Successes that will probably always be in our garden include: strawberries, raspberries, zucchini, broccoli, a few varieties of tomatoes, bicolor sweet corn, a few varieties of peppers, basil, mint, chives and garlic. Other foods that we have tried to grow are: cucumbers, cabbage, lettuce, spinach, Swiss chard, sugar snap peas, onions, kohlrabi and various herbs that catch our eye. I would love to grow pumpkins, but we don’t have the space in our tiny yard. And we have not planted beans, since I’m not the biggest fan, and Bill got sick eating too many raw ones from his childhood garden and still has flashbacks.
Because I have a tendency toward hyper-organization and because my math-teacher husband likes facts, figures and stats, we keep records of our garden each year. We begin an Excel spreadsheet every spring detailing what we planted and how many of each. Throughout the summer, we fill in the date of the first harvest, the yield, and any comments or problems that come up.

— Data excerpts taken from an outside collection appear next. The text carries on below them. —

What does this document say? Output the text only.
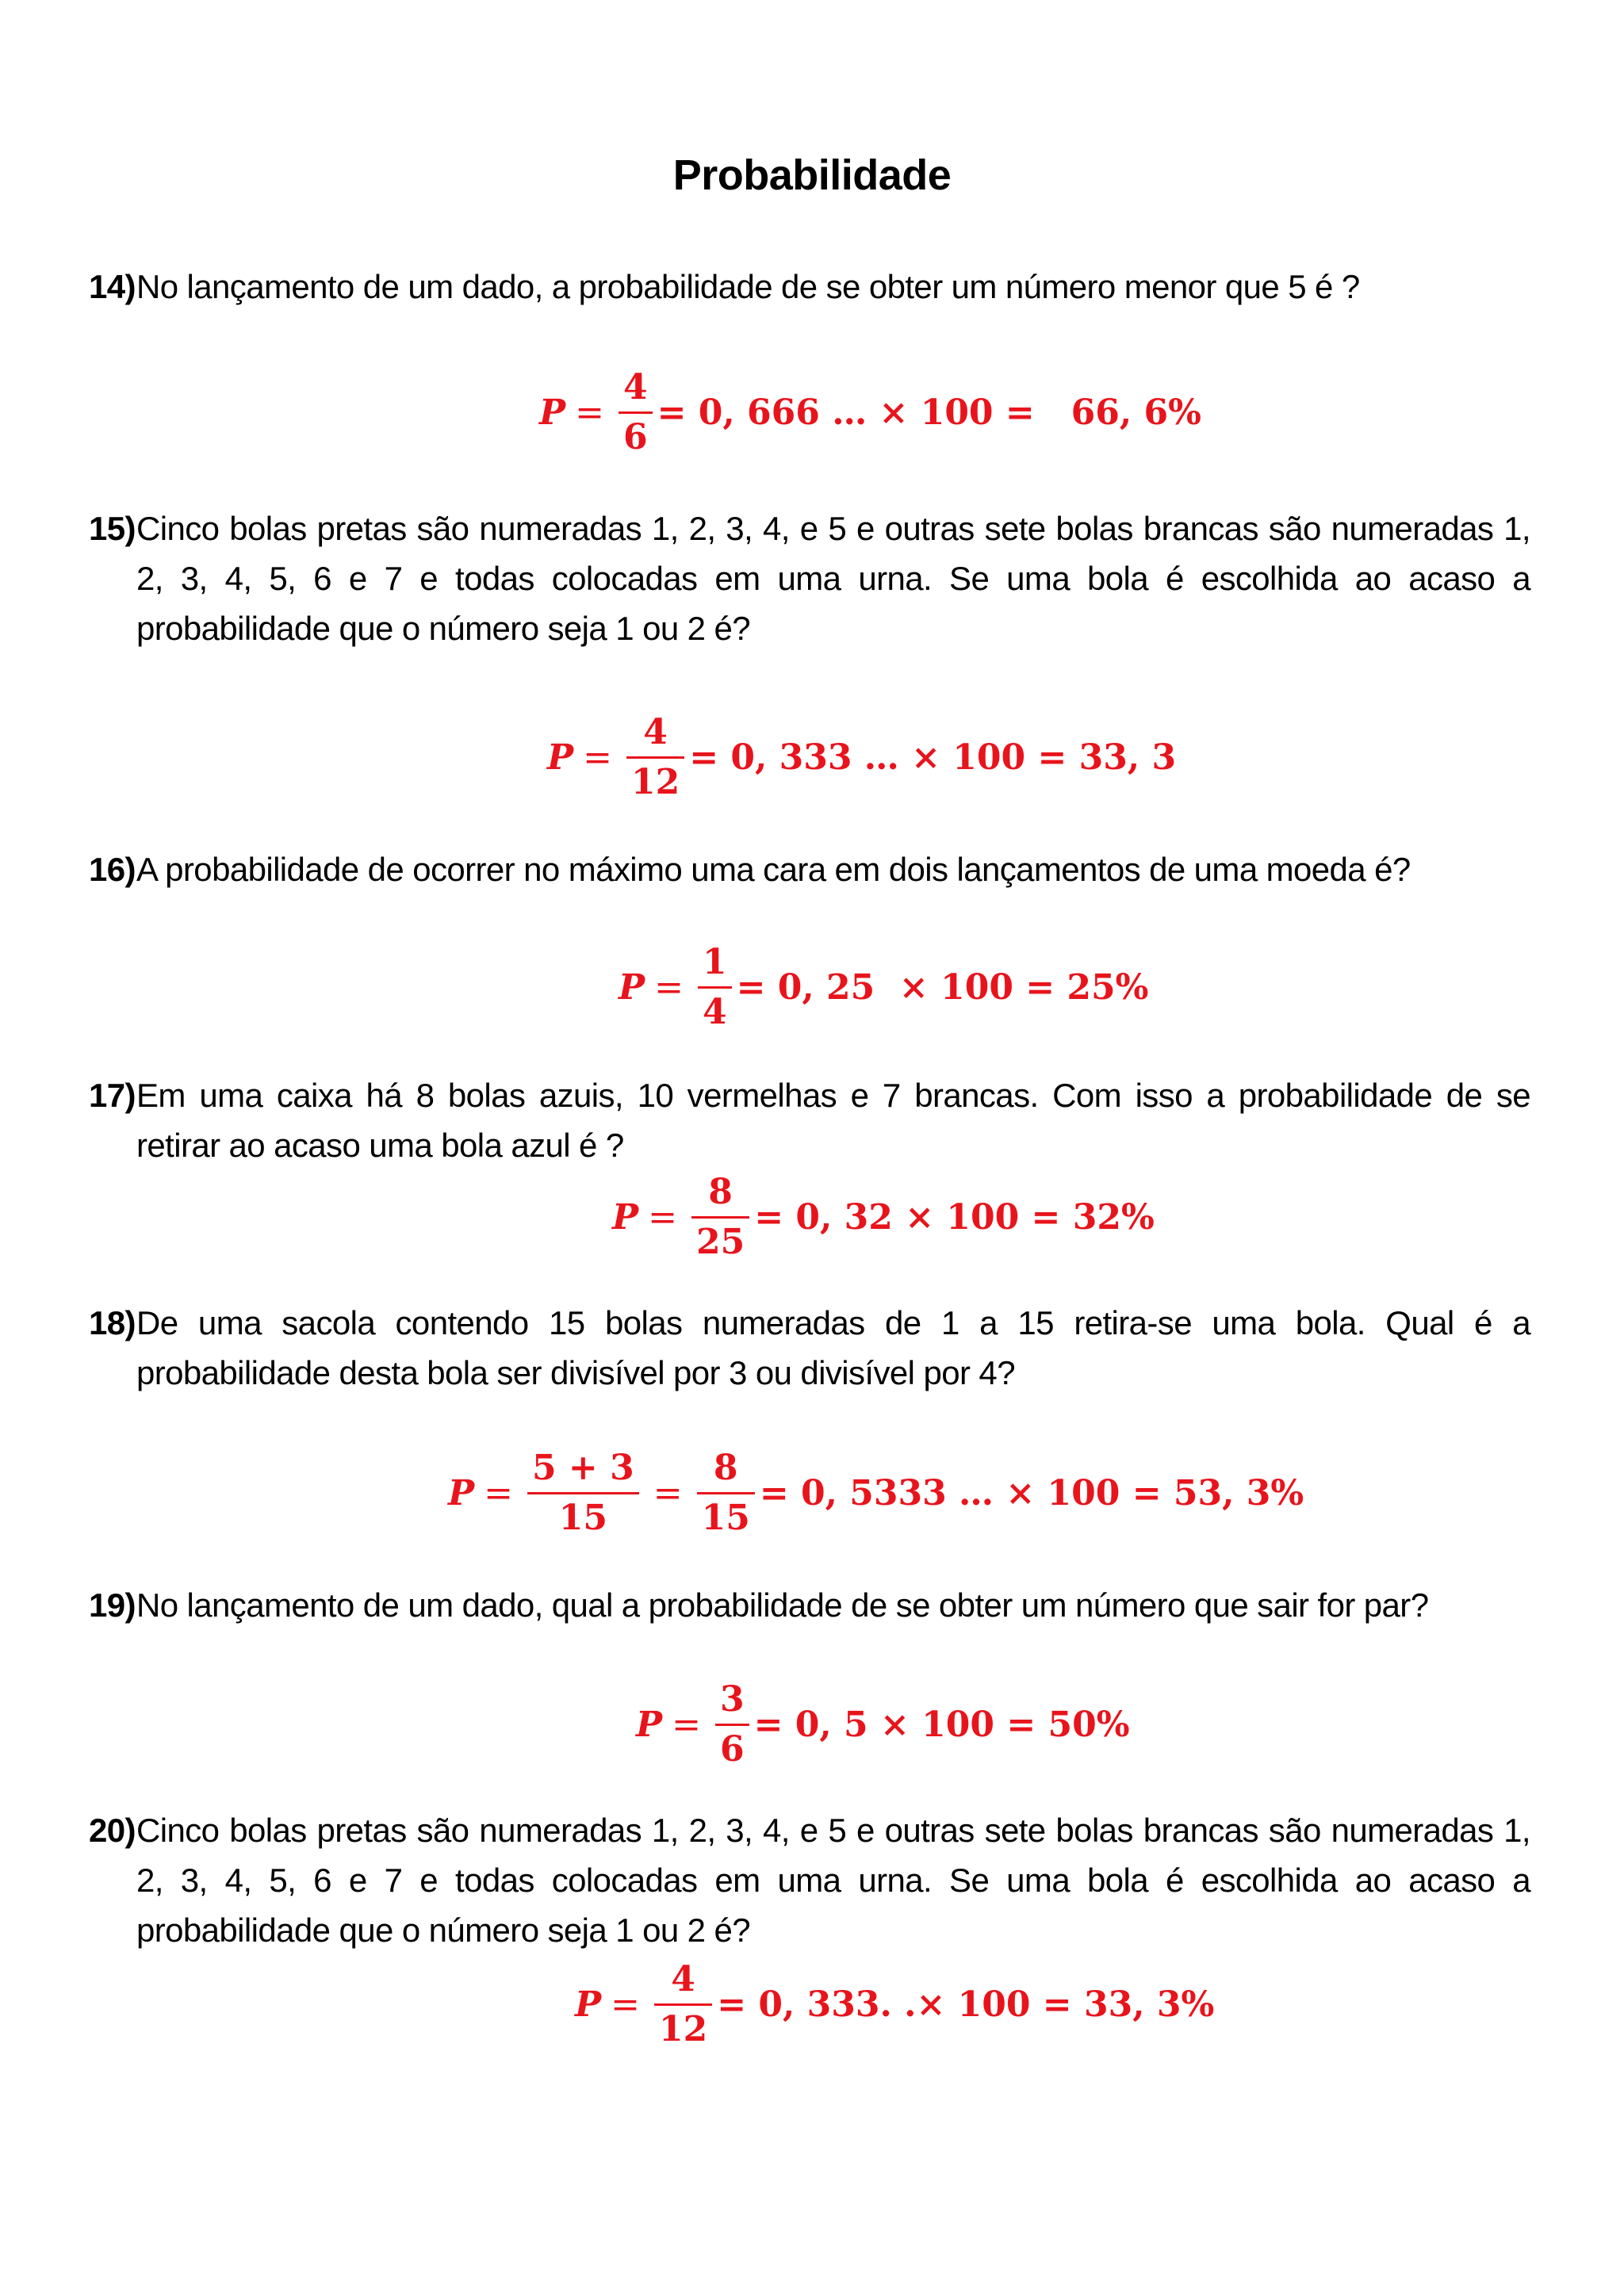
Probabilidade
14) No lançamento de um dado, a probabilidade de se obter um número menor que 5 é ?
$P = \frac{4}{6} = 0$, 666 … × 100 =   66, 6%
15) Cinco bolas pretas são numeradas 1, 2, 3, 4, e 5 e outras sete bolas brancas são numeradas 1, 2, 3, 4, 5, 6 e 7 e todas colocadas em uma urna. Se uma bola é escolhida ao acaso a probabilidade que o número seja 1 ou 2 é?
$P = \frac{4}{12} = 0$, 333 … × 100 = 33, 3
16) A probabilidade de ocorrer no máximo uma cara em dois lançamentos de uma moeda é?
$P = \frac{1}{4} = 0$, 25  × 100 = 25%
17) Em uma caixa há 8 bolas azuis, 10 vermelhas e 7 brancas. Com isso a probabilidade de se retirar ao acaso uma bola azul é ?
$P = \frac{8}{25} = 0$, 32 × 100 = 32%
18) De uma sacola contendo 15 bolas numeradas de 1 a 15 retira-se uma bola. Qual é a probabilidade desta bola ser divisível por 3 ou divisível por 4?
$P = \frac{5 + 3}{15} = \frac{8}{15} = 0$, 5333 … × 100 = 53, 3%
19) No lançamento de um dado, qual a probabilidade de se obter um número que sair for par?
$P = \frac{3}{6} = 0$, 5 × 100 = 50%
20) Cinco bolas pretas são numeradas 1, 2, 3, 4, e 5 e outras sete bolas brancas são numeradas 1, 2, 3, 4, 5, 6 e 7 e todas colocadas em uma urna. Se uma bola é escolhida ao acaso a probabilidade que o número seja 1 ou 2 é?
$P = \frac{4}{12} = 0$, 333. .× 100 = 33, 3%
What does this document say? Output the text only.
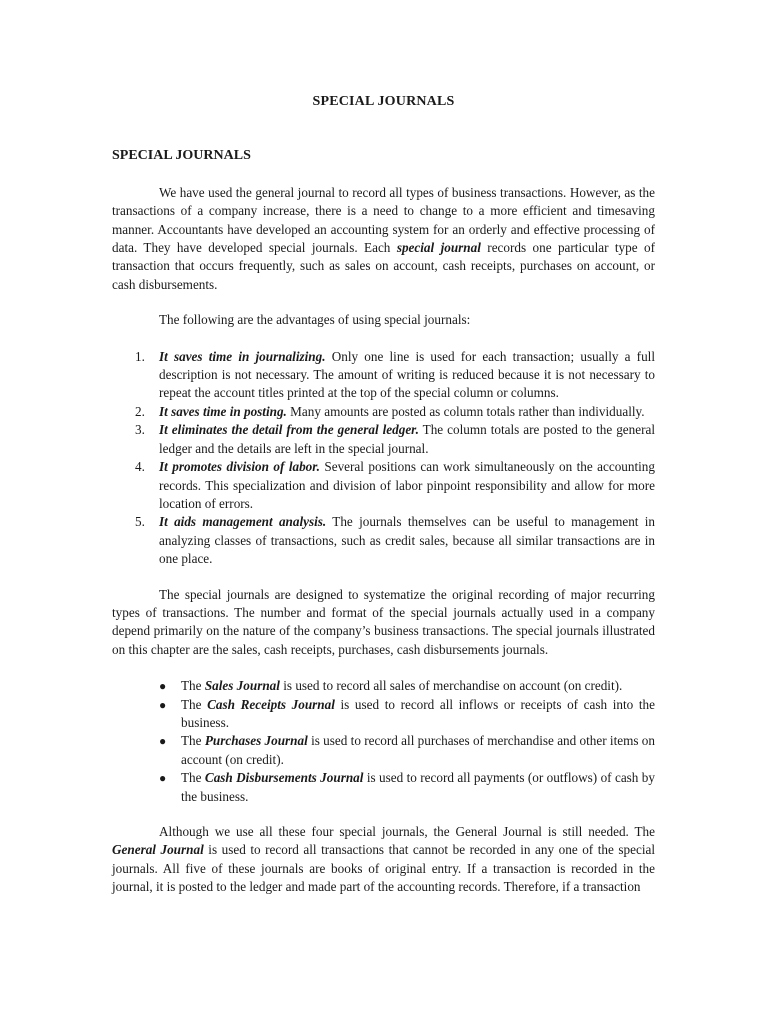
SPECIAL JOURNALS
SPECIAL JOURNALS

We have used the general journal to record all types of business transactions. However, as the transactions of a company increase, there is a need to change to a more efficient and timesaving manner. Accountants have developed an accounting system for an orderly and effective processing of data. They have developed special journals. Each special journal records one particular type of transaction that occurs frequently, such as sales on account, cash receipts, purchases on account, or cash disbursements.

The following are the advantages of using special journals:

1. It saves time in journalizing. Only one line is used for each transaction; usually a full description is not necessary. The amount of writing is reduced because it is not necessary to repeat the account titles printed at the top of the special column or columns.
2. It saves time in posting. Many amounts are posted as column totals rather than individually.
3. It eliminates the detail from the general ledger. The column totals are posted to the general ledger and the details are left in the special journal.
4. It promotes division of labor. Several positions can work simultaneously on the accounting records. This specialization and division of labor pinpoint responsibility and allow for more location of errors.
5. It aids management analysis. The journals themselves can be useful to management in analyzing classes of transactions, such as credit sales, because all similar transactions are in one place.

The special journals are designed to systematize the original recording of major recurring types of transactions. The number and format of the special journals actually used in a company depend primarily on the nature of the company’s business transactions. The special journals illustrated on this chapter are the sales, cash receipts, purchases, cash disbursements journals.

● The Sales Journal is used to record all sales of merchandise on account (on credit).
● The Cash Receipts Journal is used to record all inflows or receipts of cash into the business.
● The Purchases Journal is used to record all purchases of merchandise and other items on account (on credit).
● The Cash Disbursements Journal is used to record all payments (or outflows) of cash by the business.

Although we use all these four special journals, the General Journal is still needed. The General Journal is used to record all transactions that cannot be recorded in any one of the special journals. All five of these journals are books of original entry. If a transaction is recorded in the journal, it is posted to the ledger and made part of the accounting records. Therefore, if a transaction
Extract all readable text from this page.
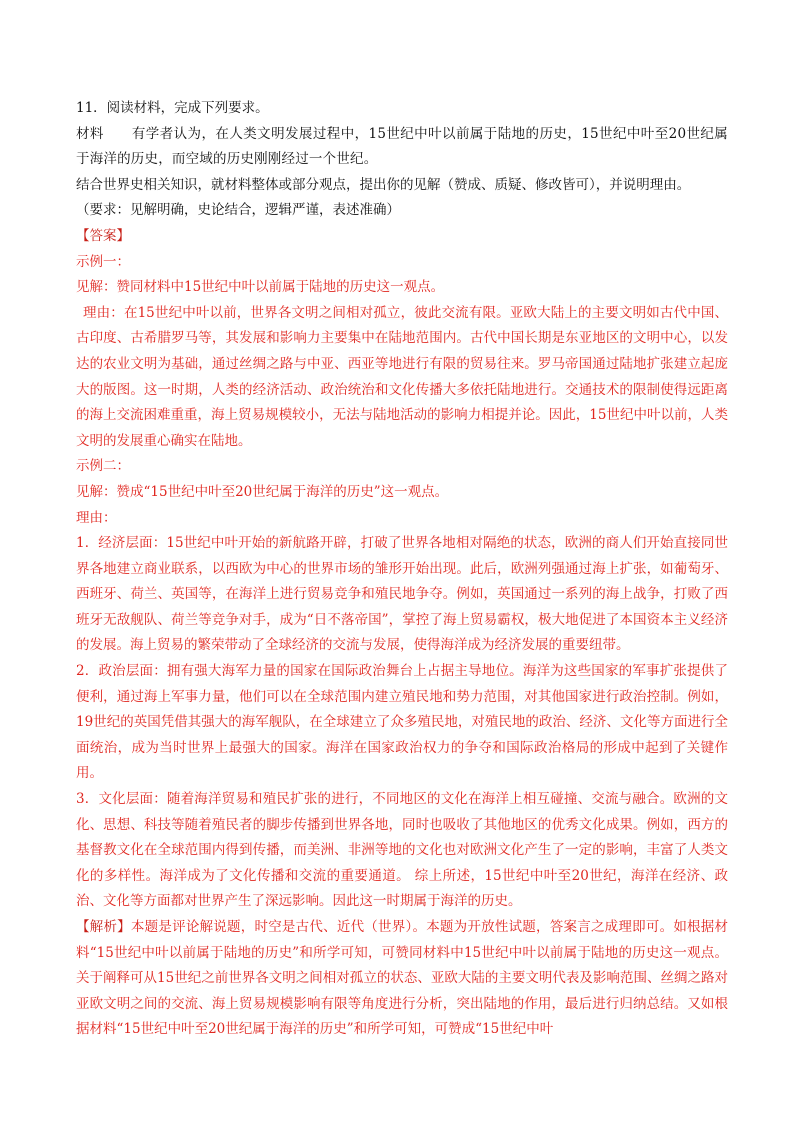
11．阅读材料，完成下列要求。

材料 有学者认为，在人类文明发展过程中，15世纪中叶以前属于陆地的历史，15世纪中叶至20世纪属于海洋的历史，而空域的历史刚刚经过一个世纪。

结合世界史相关知识，就材料整体或部分观点，提出你的见解（赞成、质疑、修改皆可），并说明理由。

（要求：见解明确，史论结合，逻辑严谨，表述准确）

【答案】

示例一：

见解：赞同材料中15世纪中叶以前属于陆地的历史这一观点。

理由：在15世纪中叶以前，世界各文明之间相对孤立，彼此交流有限。亚欧大陆上的主要文明如古代中国、古印度、古希腊罗马等，其发展和影响力主要集中在陆地范围内。古代中国长期是东亚地区的文明中心，以发达的农业文明为基础，通过丝绸之路与中亚、西亚等地进行有限的贸易往来。罗马帝国通过陆地扩张建立起庞大的版图。这一时期，人类的经济活动、政治统治和文化传播大多依托陆地进行。交通技术的限制使得远距离的海上交流困难重重，海上贸易规模较小，无法与陆地活动的影响力相提并论。因此，15世纪中叶以前，人类文明的发展重心确实在陆地。

示例二：

见解：赞成“15世纪中叶至20世纪属于海洋的历史”这一观点。

理由：

1．经济层面：15世纪中叶开始的新航路开辟，打破了世界各地相对隔绝的状态，欧洲的商人们开始直接同世界各地建立商业联系，以西欧为中心的世界市场的雏形开始出现。此后，欧洲列强通过海上扩张，如葡萄牙、西班牙、荷兰、英国等，在海洋上进行贸易竞争和殖民地争夺。例如，英国通过一系列的海上战争，打败了西班牙无敌舰队、荷兰等竞争对手，成为“日不落帝国”，掌控了海上贸易霸权，极大地促进了本国资本主义经济的发展。海上贸易的繁荣带动了全球经济的交流与发展，使得海洋成为经济发展的重要纽带。

2．政治层面：拥有强大海军力量的国家在国际政治舞台上占据主导地位。海洋为这些国家的军事扩张提供了便利，通过海上军事力量，他们可以在全球范围内建立殖民地和势力范围，对其他国家进行政治控制。例如，19世纪的英国凭借其强大的海军舰队，在全球建立了众多殖民地，对殖民地的政治、经济、文化等方面进行全面统治，成为当时世界上最强大的国家。海洋在国家政治权力的争夺和国际政治格局的形成中起到了关键作用。

3．文化层面：随着海洋贸易和殖民扩张的进行，不同地区的文化在海洋上相互碰撞、交流与融合。欧洲的文化、思想、科技等随着殖民者的脚步传播到世界各地，同时也吸收了其他地区的优秀文化成果。例如，西方的基督教文化在全球范围内得到传播，而美洲、非洲等地的文化也对欧洲文化产生了一定的影响，丰富了人类文化的多样性。海洋成为了文化传播和交流的重要通道。 综上所述，15世纪中叶至20世纪，海洋在经济、政治、文化等方面都对世界产生了深远影响。因此这一时期属于海洋的历史。

【解析】本题是评论解说题，时空是古代、近代（世界）。本题为开放性试题，答案言之成理即可。如根据材料“15世纪中叶以前属于陆地的历史”和所学可知，可赞同材料中15世纪中叶以前属于陆地的历史这一观点。关于阐释可从15世纪之前世界各文明之间相对孤立的状态、亚欧大陆的主要文明代表及影响范围、丝绸之路对亚欧文明之间的交流、海上贸易规模影响有限等角度进行分析，突出陆地的作用，最后进行归纳总结。又如根据材料“15世纪中叶至20世纪属于海洋的历史”和所学可知，可赞成“15世纪中叶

We also draw a map of the garden each year, using the shape tools and text boxes in Microsoft Word. This way, we are able to avoid planting the same types of plants in the same places each year. We try to rotate our “crops” as much as possible to keep from depleting the soil of nutrients. It also helps us decide what kind of organic additives we might want to use on each bed when we replenish the soil in the beginning of the season.
Here is what we are growing in the 2012 garden:
Basil, broccoli, red cabbage, chives, corn, pickling cucumbers, dill, garlic, lavender, mint, jalapeno peppers, cayenne peppers, orange bell peppers, red bell peppers, red cherry hot peppers, raspberries, strawberries, sugar snap peas, sweet potatoes, cherry tomatoes, gold tomatoes, red tomatoes and zucchini.